The McSweeney strategy of defining a Labour government against its own base has run out of road. This week YouGov polling puts the ruling party in fourth place, overtaken not just by the right but by Green populists who welcome in disaffected past Labour supporters. Ironically, Starmer’s government is now adjusting to these changing electoral realities, including by distancing itself from Donald Trump, a shift which has achieved a modest bounce in the prime minister’s terrible personal ratings. Labour’s interests just now are probably best served by this newly post-factional Starmer staying at the wheel for another year or even two. 

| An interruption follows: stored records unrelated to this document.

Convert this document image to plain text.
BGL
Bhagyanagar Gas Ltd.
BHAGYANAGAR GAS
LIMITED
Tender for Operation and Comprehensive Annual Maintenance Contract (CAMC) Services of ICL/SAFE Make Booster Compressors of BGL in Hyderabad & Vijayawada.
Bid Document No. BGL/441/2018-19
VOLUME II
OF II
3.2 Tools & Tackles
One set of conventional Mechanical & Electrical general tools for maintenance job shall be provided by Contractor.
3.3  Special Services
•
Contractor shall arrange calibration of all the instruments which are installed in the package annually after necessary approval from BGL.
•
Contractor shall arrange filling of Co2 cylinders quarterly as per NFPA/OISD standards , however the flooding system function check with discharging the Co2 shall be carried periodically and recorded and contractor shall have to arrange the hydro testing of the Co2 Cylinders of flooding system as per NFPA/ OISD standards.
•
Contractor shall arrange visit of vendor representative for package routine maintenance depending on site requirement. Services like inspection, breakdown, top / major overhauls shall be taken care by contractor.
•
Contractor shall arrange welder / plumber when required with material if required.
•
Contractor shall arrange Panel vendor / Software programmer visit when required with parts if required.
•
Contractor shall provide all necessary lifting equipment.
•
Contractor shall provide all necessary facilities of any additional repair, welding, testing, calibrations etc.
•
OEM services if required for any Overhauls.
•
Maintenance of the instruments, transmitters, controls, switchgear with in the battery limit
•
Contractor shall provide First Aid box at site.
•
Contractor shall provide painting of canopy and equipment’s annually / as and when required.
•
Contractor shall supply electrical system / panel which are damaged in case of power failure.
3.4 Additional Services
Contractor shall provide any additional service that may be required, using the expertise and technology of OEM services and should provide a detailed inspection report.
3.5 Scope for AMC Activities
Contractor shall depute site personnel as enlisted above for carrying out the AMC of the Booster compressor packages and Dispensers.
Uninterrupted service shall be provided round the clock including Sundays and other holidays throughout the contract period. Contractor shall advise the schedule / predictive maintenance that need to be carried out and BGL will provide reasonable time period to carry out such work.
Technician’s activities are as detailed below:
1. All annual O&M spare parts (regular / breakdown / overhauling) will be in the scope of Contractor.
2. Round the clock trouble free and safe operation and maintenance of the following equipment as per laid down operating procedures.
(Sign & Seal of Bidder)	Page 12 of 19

And yet it is not only the Mandelson affair, but the wider wounds from the infighting of the McSweeney era that put this outcome at risk. Starmer faced testing questions yesterday not only from opposition politicians, but also from a range of Labour figures such as Rachael Maskell and John McDonnell whom he kicked out of the party while he was strong. They are now disinclined to show him much generosity when he is weak. Even Ed Miliband—whom he recently tried and failed to reshuffle out of a job that he loves—now sounds decidedly token in his pledges of fealty

Shrewd politicians are careful with process, but care far more about people. They keep their distance from those that can’t be trusted, and cultivate loyal friends with a wide range of opinions. The deepest revelation of the Mandelson affair is that the prime minister is out on a limb, having done none of these things.